Chief peace talks negotiator Tzipi Livni defended US Secretary of State John Kerry on Monday, after he was harshly criticized by leading Israeli officials for his warning over the weekend that failure of the peace talks was likely to result in an international boycott of Israeli companies. Livni also launched an attack against right-wing lawmakers who voiced their opposition to Kerry’s statements, accusing them of undermining diplomatic relations with the United States.
“Some of those who speak harshly against the US secretary of state would lower their eyes in embarrassment if they knew what Kerry has done to prevent these threats and these boycotts,” Livni said at a faction meeting of the Hatnua party, which she heads.
Kerry was warning Israel of the consequences of peace talks collapsing, not threatening it, Livni said.
In her address, Livni stressed that while the threats of boycotts and delegitimization were “not the reason we enter the negotiations room,” it was nonetheless crucial to be realistic about the potential backlash against Israel in the event peace talks are unsuccessful.
“The role of leaders is to grapple with the reality, to foresee changes as much as possible and to recognize threats,” she said. “These can be security threats, like the threat of Iran and terror, and these can be threats that lead to Israel’s isolation.”
Livni also criticized construction in isolated settlements in the West Bank, and accused dissenters of sabotaging the US-Israel diplomatic alliance.
“Every stone that is built in the isolated settlements damages our chances to secure an agreement that will keep the settlement blocs in Israel and becomes another stone in the wall that isolates Israel from the world,” Livni said. “I am willing to deal with all sorts of threats to protect important security interests. But those that want to derail a political settlement are trying to harm the messenger and our strategic relationship with the US. Those that don’t want a settlement want us to close our eyes in the face of the danger around the corner.”
Speaking at the Munich Security Conference on Saturday, Kerry said that Israel faces an “increasing delegitimization campaign that has been building up. People are very sensitive to it. There are talk of boycotts and other kinds of things.”

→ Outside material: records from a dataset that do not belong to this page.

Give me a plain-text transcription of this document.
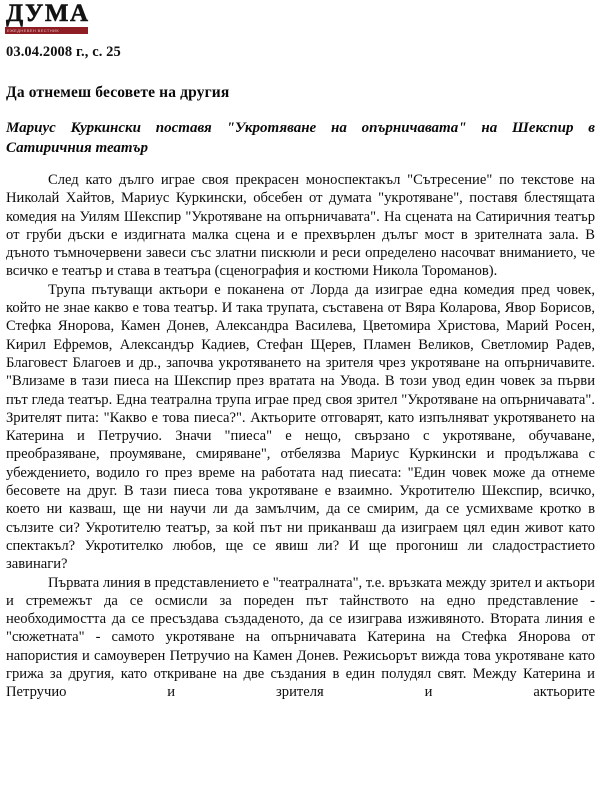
ДУМА
ЕЖЕДНЕВЕН ВЕСТНИК
03.04.2008 г., с. 25
Да отнемеш бесовете на другия
Мариус Куркински поставя "Укротяване на опърничавата" на Шекспир в Сатиричния театър

След като дълго играе своя прекрасен моноспектакъл "Сътресение" по текстове на Николай Хайтов, Мариус Куркински, обсебен от думата "укротяване", поставя блестящата комедия на Уилям Шекспир "Укротяване на опърничавата". На сцената на Сатиричния театър от груби дъски е издигната малка сцена и е прехвърлен дълъг мост в зрителната зала. В дъното тъмночервени завеси със златни пискюли и реси определено насочват вниманието, че всичко е театър и става в театъра (сценография и костюми Никола Тороманов).

Трупа пътуващи актьори е поканена от Лорда да изиграе една комедия пред човек, който не знае какво е това театър. И така трупата, съставена от Вяра Коларова, Явор Борисов, Стефка Янорова, Камен Донев, Александра Василева, Цветомира Христова, Марий Росен, Кирил Ефремов, Александър Кадиев, Стефан Щерев, Пламен Великов, Светломир Радев, Благовест Благоев и др., започва укротяването на зрителя чрез укротяване на опърничавите. "Влизаме в тази пиеса на Шекспир през вратата на Увода. В този увод един човек за първи път гледа театър. Една театрална трупа играе пред своя зрител "Укротяване на опърничавата". Зрителят пита: "Какво е това пиеса?". Актьорите отговарят, като изпълняват укротяването на Катерина и Петручио. Значи "пиеса" е нещо, свързано с укротяване, обучаване, преобразяване, проумяване, смиряване", отбелязва Мариус Куркински и продължава с убеждението, водило го през време на работата над пиесата: "Един човек може да отнеме бесовете на друг. В тази пиеса това укротяване е взаимно. Укротителю Шекспир, всичко, което ни казваш, ще ни научи ли да замълчим, да се смирим, да се усмихваме кротко в сълзите си? Укротителю театър, за кой път ни приканваш да изиграем цял един живот като спектакъл? Укротителко любов, ще се явиш ли? И ще прогониш ли сладострастието завинаги?

Първата линия в представлението е "театралната", т.е. връзката между зрител и актьори и стремежът да се осмисли за пореден път тайнството на едно представление - необходимостта да се пресъздава създаденото, да се изиграва изживяното. Втората линия е "сюжетната" - самото укротяване на опърничавата Катерина на Стефка Янорова от напористия и самоуверен Петручио на Камен Донев. Режисьорът вижда това укротяване като грижа за другия, като откриване на две създания в един полудял свят. Между Катерина и Петручио и зрителя и актьорите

Kerry said he was utterly certain that the current status quo was “not sustainable… It’s illusionary. There’s a momentary prosperity. There’s a momentary peace.”
Kerry’s remarks drew fierce criticism from right-wing cabinet members including Economy and Trade Minister Naftali Bennett and Intelligence and Strategic Affairs Minister Yuval Steinitz, who called the comments “offensive and intolerable.”
On Saturday, Bennett accused Kerry of incitement and of serving as a “mouthpiece” for anti-Semitic elements attempting to boycott Israel.
To Kerry “and all advisers,” Bennett wrote in a Facebook post, “the Jewish people are stronger than the threats against them.” He added that the Jews would not “surrender their land” as a result of economic pressure.
“Only security will bring economic stability, not a terrorist state close to Ben-Gurion Airport. We expect our friends around the world to stand by our side to face the anti-Semitic attempts to boycott Israel, not to be their mouthpiece,” Bennett added.
Kerry’s statements were dismissed by Prime Minister Benjamin Netanyahu on Sunday, who said “immoral and unjustified” boycotts would only “push peace farther away.”
Housing and Construction Minister Uri Ariel (Jewish Home), Likud MK Tzipi Hotovely and Likud MK and deputy minister Ofir Akunis also issued statements condemning Kerry’s remarks.
“Secretary Kerry has a proud record of over three decades of steadfast support for Israel’s security and well-being, including staunch opposition to boycotts,” State Department spokesperson Jen Psaki said Sunday, in a statement denying Kerry’s support for economic measures against Israel.
Times of Israel staff contributed to this report.